楽しい活動を通じた発達支援 ~読み書き支援としての“適当お絵かきゲーム”~

  • 教材を探す

投稿日: | 更新日:

  • #楽しい活動を通じた発達支援
  • #榊原久直

1. 楽しい活動を通じた発達支援を目指して

発達支援や療育活動、特別支援などの言葉から、皆さんはどのような活動をイメージされますか。子どもたちの苦手さに対して、なにか“特訓する”・“訓練する”といった修行のような活動を思い浮かべる人は少なくないかもしれません。また、実際にそのような取り組みがあり、それが子どもたちの能力の向上に寄与することもあるのですが、子どもたちの興味関心や意欲をセットで伸ばしてあげたい時には、できるだけ“楽しい”活動を通じて支援ができるに越したことはないのではないでしょうか。

2.「書き」の困難さを抱える子どもへの支援を考える

「就学を巡る保護者の不安~読み書きがまだできないんです~」の記事にて、子どもがひらがなの読み書きをするという行動を巡って、特に「書く」という行動には以下のような行動や能力、心の動きが含まれているということを紹介しました。

<書く活動>
 ・文字に限らず線や記号、絵などを描くこと/書くことへの興味関心とある程度の自信
 ・文字を書くことそのものへの興味関心があること
 ・(座って書く場合は)座位で姿勢を保持する力
 ・利き手で筆記用具を保持し、動かす手指の動き
 ・利き手ではない方の手で、紙やノートを押さえる動き
 ・文字の形を識別する力
 ・文字と音をマッチングする力
 ・50音を理解する力
 ・頭の中のイメージの通りに筆記用具を動かす力

これらの中で、おそらくひらがなを「書く」という行為の土台となるような部分として、1つ目に挙げた「文字に限らず線や記号、絵などを描くこと/書くことへの興味関心とある程度の自信」を育むことができるような活動の経験を積むことの必要性について考えていきたいと思います。

私たちが子どもの頃、文字を「書く」ということを学ぶ前に、そこに繋がりうるようなどんな遊びをしていたでしょうか。

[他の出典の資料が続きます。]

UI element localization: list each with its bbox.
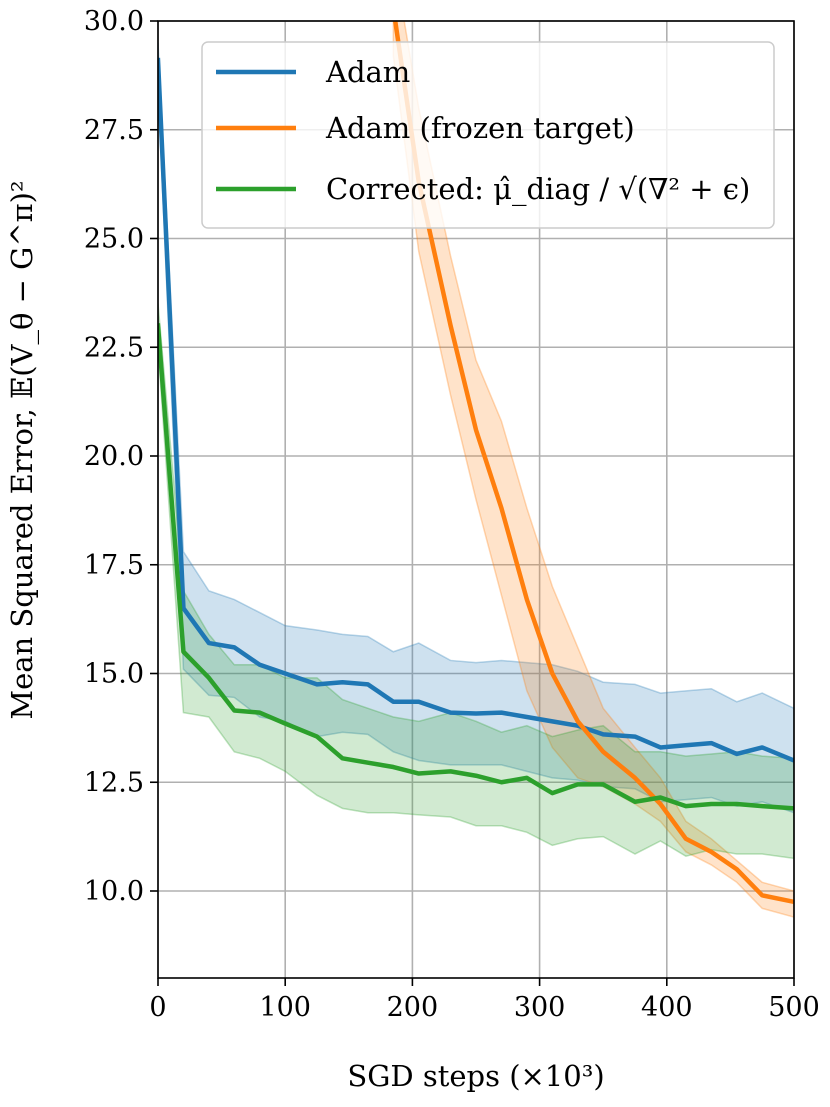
- legend-label-adam-frozen: Adam (frozen target): [325, 111, 635, 145]
- y-axis-label: Mean Squared Error, 𝔼(V_θ − G^π)²: [5, 180, 40, 719]
- y-tick-label: 25.0: [84, 224, 144, 255]
- y-tick-label: 30.0: [84, 6, 144, 37]
- y-tick-label: 12.5: [84, 767, 144, 798]
- band-corrected: [158, 303, 794, 860]
- y-tick-label: 17.5: [84, 550, 144, 581]
- line-adam-frozen-target: [392, 21, 794, 905]
- band-adam: [158, 42, 794, 814]
- line-adam: [158, 57, 794, 763]
- x-axis-label: SGD steps (×10³): [347, 1059, 604, 1093]
- legend-frame: [201, 41, 775, 229]
- legend: Adam Adam (frozen target) Corrected: μ̂_…: [201, 41, 775, 229]
- y-tick-label: 20.0: [84, 441, 144, 472]
- x-tick-label: 300: [514, 992, 566, 1023]
- legend-label-adam: Adam: [325, 55, 410, 89]
- y-tick-label: 27.5: [84, 115, 144, 146]
- y-tick-label: 22.5: [84, 332, 144, 363]
- y-tick-label: 15.0: [84, 659, 144, 690]
- x-tick-label: 400: [641, 992, 693, 1023]
- line-corrected: [158, 323, 794, 811]
- series-lines: [158, 21, 794, 905]
- y-tick-label: 10.0: [84, 876, 144, 907]
- plot-frame: [157, 20, 795, 979]
- ticks: 0 100 200 300 400 500 10.0 12.5 15.0 17.5 20.0 22.5…: [84, 6, 820, 1023]
- x-tick-label: 200: [387, 992, 439, 1023]
- x-tick-label: 100: [259, 992, 311, 1023]
- x-tick-label: 500: [768, 992, 820, 1023]
- legend-label-corrected: Corrected: μ̂_diag / √(∇² + ϵ): [326, 172, 750, 207]
- x-tick-label: 0: [149, 992, 166, 1023]
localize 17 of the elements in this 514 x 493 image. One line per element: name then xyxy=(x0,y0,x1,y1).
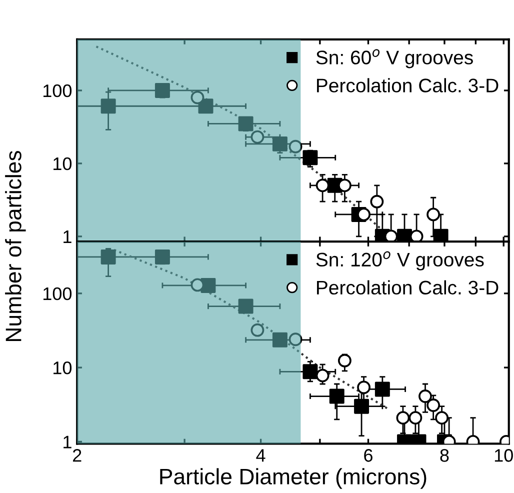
legend-label: Sn: 60$^{o}$ V grooves xyxy=(316,49,473,68)
y-tick-label: 100 xyxy=(43,84,72,98)
y-tick-label: 1 xyxy=(64,230,72,243)
x-tick-label: 4 xyxy=(256,449,266,462)
y-axis-title: Number of particles xyxy=(5,150,26,342)
legend-label: Percolation Calc. 3-D xyxy=(317,280,498,295)
x-axis-title: Particle Diameter (microns) xyxy=(160,468,426,489)
x-tick-label: 6 xyxy=(364,449,372,462)
y-tick-label: 10 xyxy=(54,361,72,374)
y-tick-label: 10 xyxy=(54,157,72,170)
x-tick-label: 2 xyxy=(72,449,82,462)
y-tick-label: 100 xyxy=(43,287,72,300)
legend-label: Percolation Calc. 3-D xyxy=(317,78,498,92)
y-tick-label: 1 xyxy=(64,436,72,448)
x-tick-label: 8 xyxy=(440,449,449,462)
legend-label: Sn: 120$^{o}$ V grooves xyxy=(316,251,484,270)
x-tick-label: 10 xyxy=(494,449,513,462)
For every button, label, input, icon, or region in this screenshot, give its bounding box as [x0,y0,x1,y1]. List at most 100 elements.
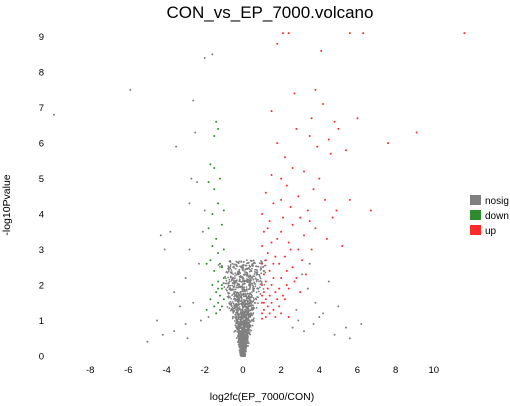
nosig-point [252,306,255,309]
up-point [264,191,267,194]
nosig-point [234,320,236,322]
nosig-point [235,281,238,284]
down-point [220,305,223,308]
up-point [276,42,279,45]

そこには「描く」という遊びがあったのではないでしょうか。ここでは特に、「かく(書く/描く)」ことへの興味や自信がまだ十分に育っていない子どもたちへの支援を紹介します。

3. 読み書き支援としての“適当お絵かきゲーム”

「かく(書く/描く)」ことへの興味や自信が低い子どもたちに、文字を書かそうとしても否定的な反応が返ってくることが多いと思います。また、いざ何かをかくとなると、上手くかけないという戸惑いや自信の無さによって、とてもではないけれども楽しめないという状態になり、その結果、かくことを巡る経験値が増えず、かくことへの興味や自信がいつまでも伸びない…という悪循環に入ることがあります。

そんな時には、“上手さ”や“正解”に問われる必要のない描画のゲームが役に立ちます。名称は地域によって異なりますが、皆さんは「適当お絵かきゲーム」という遊びをやったことはありますか。ルールや準備物はいたってシンプルです。必要なものは紙と筆記用具、もしくはそれらの代わりになるような物だけです。砂の上に枝で描いても構いませんし、磁気式お絵かきボードと呼ばれるような描画ができる玩具でもよいでしょう。

やり方としては、➀参加者はこれから描く絵のお題を1つ決めて発表します。②参加者全員は、それぞれの筆記用具を用いて、お題の絵や写真などを見ずに、記憶だけを頼りに“適当に”その絵を描きます。そして③最後に一斉に絵を見せあい、スマホやタブレットなどでそのお題の写真やイラストなどを見ながら全体で品評会を開催します。その際、批難や指摘はできるだけ行わず、良い所を褒めるような形で、自他の絵を品評するようにルールを設けても良いかもしれません。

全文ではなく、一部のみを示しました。